I had to tell him what I’d done. The only way to move on with my life was through his forgiveness. I could start with what happened earlier that day with Austin, then back to New Mexico State and my arrest, and then the worst of all.

He was looking at me with those blue eyes, like I was the only thing in the world, just the way he had always done. I had forgotten what that could feel like. How important it was to be loved like that. How it could heal.

“Corabelle —”

“Gavin —”

We both stopped at the same time and just when I thought we’d both laugh, instead, we both almost sobbed, coming together in a crash, his arms tight around me and mine gripping him like a lifeline.

It was too much, my need of him overwhelming, how hard I ached. He shuddered against me, and I could feel the emotion passing between us.

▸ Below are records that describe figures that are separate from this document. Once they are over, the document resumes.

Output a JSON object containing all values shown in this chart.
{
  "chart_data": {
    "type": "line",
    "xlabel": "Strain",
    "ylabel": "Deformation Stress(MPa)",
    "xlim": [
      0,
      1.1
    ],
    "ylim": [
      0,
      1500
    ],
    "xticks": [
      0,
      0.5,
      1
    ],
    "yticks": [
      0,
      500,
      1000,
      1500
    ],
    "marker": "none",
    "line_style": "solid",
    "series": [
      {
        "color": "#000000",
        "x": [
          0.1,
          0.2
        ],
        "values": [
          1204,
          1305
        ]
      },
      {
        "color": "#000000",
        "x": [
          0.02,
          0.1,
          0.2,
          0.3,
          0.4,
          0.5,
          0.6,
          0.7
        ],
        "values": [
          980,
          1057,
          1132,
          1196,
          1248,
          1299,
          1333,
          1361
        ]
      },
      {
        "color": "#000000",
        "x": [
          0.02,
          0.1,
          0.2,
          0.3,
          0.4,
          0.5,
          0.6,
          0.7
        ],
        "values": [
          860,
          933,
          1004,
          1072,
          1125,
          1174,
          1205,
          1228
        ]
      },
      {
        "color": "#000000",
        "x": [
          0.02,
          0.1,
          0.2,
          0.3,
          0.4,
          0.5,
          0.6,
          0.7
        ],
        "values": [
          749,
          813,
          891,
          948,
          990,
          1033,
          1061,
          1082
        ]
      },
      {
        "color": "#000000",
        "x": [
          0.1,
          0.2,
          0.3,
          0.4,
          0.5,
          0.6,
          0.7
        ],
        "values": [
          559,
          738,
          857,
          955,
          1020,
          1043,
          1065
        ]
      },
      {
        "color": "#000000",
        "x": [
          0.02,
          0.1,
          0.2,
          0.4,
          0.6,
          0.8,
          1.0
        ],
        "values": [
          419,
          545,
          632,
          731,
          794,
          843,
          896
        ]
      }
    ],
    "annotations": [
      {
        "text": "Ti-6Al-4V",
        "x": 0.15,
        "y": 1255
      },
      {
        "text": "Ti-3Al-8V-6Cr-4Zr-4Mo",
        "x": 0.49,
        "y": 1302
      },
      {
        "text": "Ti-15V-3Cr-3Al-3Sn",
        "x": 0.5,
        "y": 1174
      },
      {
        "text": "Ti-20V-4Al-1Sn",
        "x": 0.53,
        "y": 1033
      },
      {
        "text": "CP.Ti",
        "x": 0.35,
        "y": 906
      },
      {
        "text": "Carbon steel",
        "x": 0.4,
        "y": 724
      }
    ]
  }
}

For the first time in four long years, I thought —
I can be that girl I once was. I can have hope. I can find happiness.

Gavin was home to me. Just like that night so many years ago, I looked up at him with a mixture of anxiety and certainty, and just like then, just like in the movie, I raised my hands over my head to let him start the journey all over again.

He never took his eyes off mine, but his fingers grasped the bottom of the white tank — God, the same type of shirt as that scene, I realized — and tugged it up and off.

“Corabelle,” he whispered, looking at me as if he’d never seen me before.

“I’m here.”

He pulled me in, letting our skin have its own reunion. His chest was hard and almost hot to the touch. His heart hammered against mine. I wanted him to kiss me again, needed it more than I’d ever needed anything in my whole life. He took his time, running his fingers up the back of my neck and into my hair.